La donna, per protesta contro il verdetto, non ha presentato istanza per ottenere almeno gli arresti domiciliari. Ma a differenza di altri casi simili, in questo caso la procura di Potenza, competente per l'esecuzione della pena, si è ben guardata dall'utilizzare d'ufficio la legge «svuotacarceri» scegliendo di punire severamente la signora finisse a dispetto del lieve reato.
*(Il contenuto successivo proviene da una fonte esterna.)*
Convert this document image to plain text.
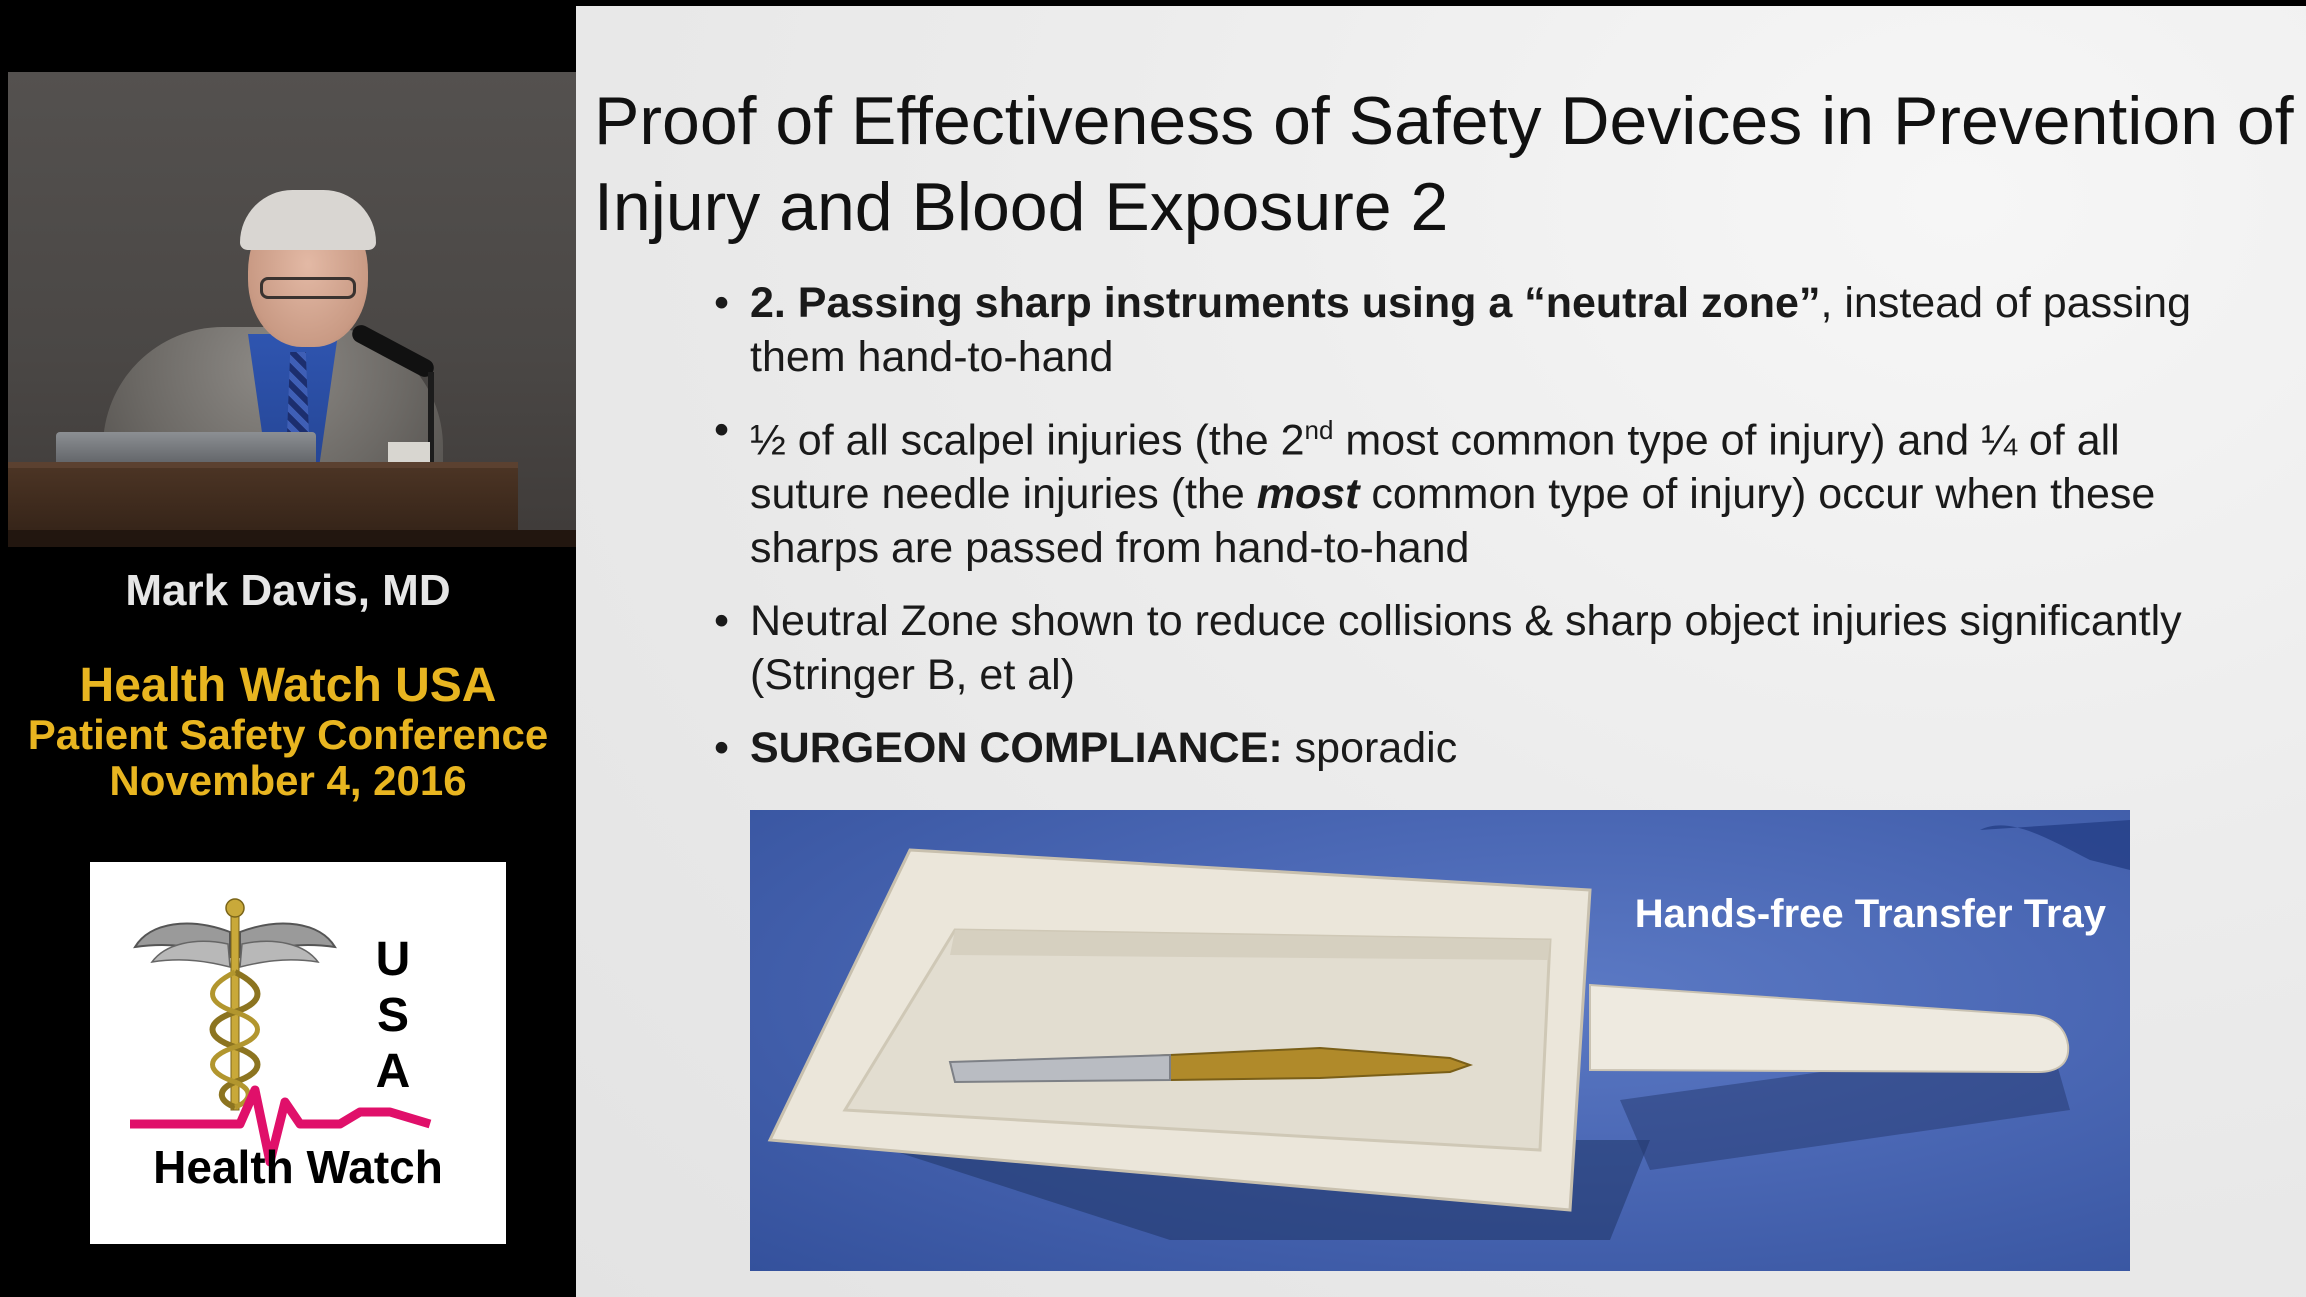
Mark Davis, MD
Health Watch USA
Patient Safety Conference
November 4, 2016
U
S
A
Health Watch
Proof of Effectiveness of Safety Devices in Prevention of Injury and Blood Exposure 2
• 2. Passing sharp instruments using a “neutral zone”, instead of passing them hand-to-hand
• ½ of all scalpel injuries (the 2nd most common type of injury) and ¼ of all suture needle injuries (the most common type of injury) occur when these sharps are passed from hand-to-hand
• Neutral Zone shown to reduce collisions & sharp object injuries significantly (Stringer B, et al)
• SURGEON COMPLIANCE: sporadic
Hands-free Transfer Tray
Una storia complicata e per certi aspetti paradossale quella (anticipata dal Giorno, ndr) di E. F., 54 anni, origini emiliane. Alle spalle un matrimonio fallito, con due figlie (che ora hanno 19 e 16 anni) affidate al padre e assegno mensile di 600 euro a carico di lei. La condanna a due mesi di carcere - senza la condizionale - riguarda fatti commessi nel gennaio del 2004, quando le bambine avevano undici e otto anni. Da allora è trascorso diverso tempo ma la giustizia tartaruga ma implacabile, alla fine si è abbattuta a dispetto del «crimine». Manco fosse un'assassina, una rapinatrice, una truffatrice. Magari, quelli rimangono chissà perché impuniti nel nostro Paese del Diritto. Nel caso di E., la sentenza di primo grado emessa dal tribunale di Potenza nel marzo 2012 è divenuta definitiva lo scorso ottobre. Non era stata impugnata perché, sostiene l'avvocato Caccetta, F.